W całym kraju dalej obowiązują restrykcje i reżim sanitarny, a obecny lockdown, w tym zamknięcie hoteli i obiektów noclegowych potrwa do 3 maja. To z kolei oznacza, że w trakcie tegorocznej majówki, wyjazdy wypoczynkowe będą zwyczajnie niemożliwe.
Problem mają przede wszystkim przedsiębiorcy, którzy liczyli, że właśnie w majówkę "odbiją sobie" przynajmniej część strat poniesionych w czasie lockdownu. Dlatego też, stowarzyszenie Wielkie Jeziora Mazurskie wystosowało apel do premiera Mateusza Morawieckiego o rozważenie przesunięcia obchodów Święta Konstytucji 3 maja, a co za tym idzie, dnia wolnego od pracy na inny termin.

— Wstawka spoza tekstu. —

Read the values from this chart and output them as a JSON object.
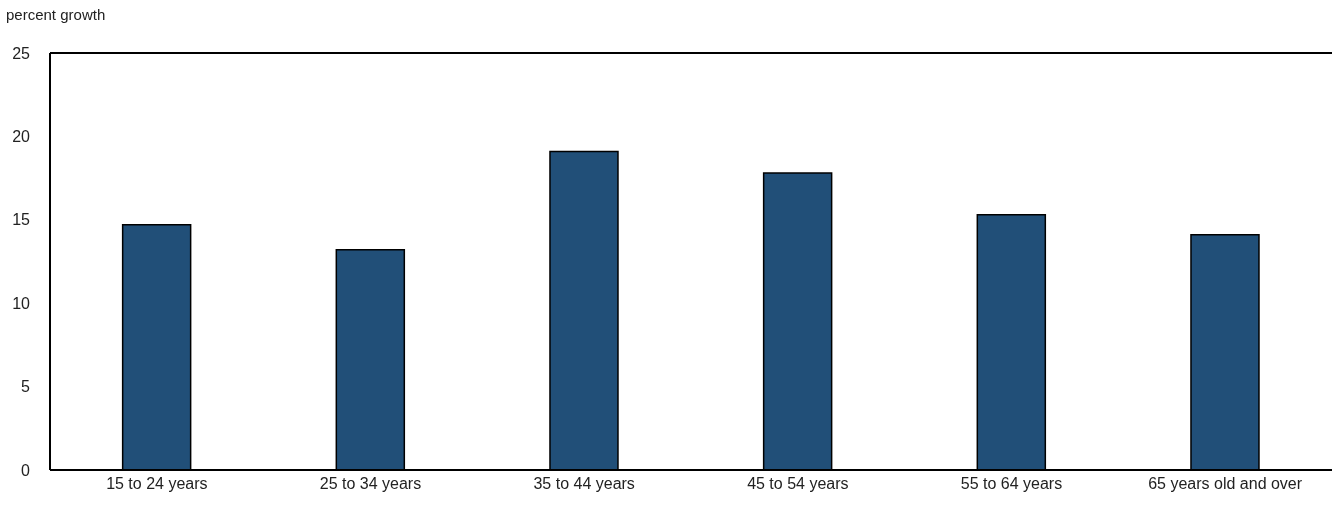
{
  "chart_data": {
    "type": "bar",
    "ylabel": "percent growth",
    "categories": [
      "15 to 24 years",
      "25 to 34 years",
      "35 to 44 years",
      "45 to 54 years",
      "55 to 64 years",
      "65 years old and over"
    ],
    "values": [
      14.7,
      13.2,
      19.1,
      17.8,
      15.3,
      14.1
    ],
    "color": "#214f78",
    "ylim": [
      0,
      25
    ],
    "yticks": [
      0,
      5,
      10,
      15,
      20,
      25
    ],
    "grid": false
  }
}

- W tym roku majówka jest co prawda krótsza, ale tradycyjnie otwiera sezon turystyczny na Mazurach. W związku z przedłużeniem obostrzeń do 3 maja zwracamy się do Pana z propozycją, która daje nadzieję na rozpoczęcie sezonu [...] Prosimy o rozważenie wyjścia z inicjatywą przesunięcia obchodów, a tym samym ustawowego dnia wolnego od pracy, na inny termin majowy, tak by mimo wszystko wydłużyć weekend, już bez zamkniętych podmiotów turystycznych i gastronomicznych. Wychodząc z taką propozycją, liczymy na luzowanie restrykcji jeszcze przed okresem wakacyjnym — czytamy w apelu wystosowanym do premiera.
Pod apelem podpisali się burmistrzowie Mikołajek, Giżycka, Piszy, Ruciane-Nidy oraz Orzysza.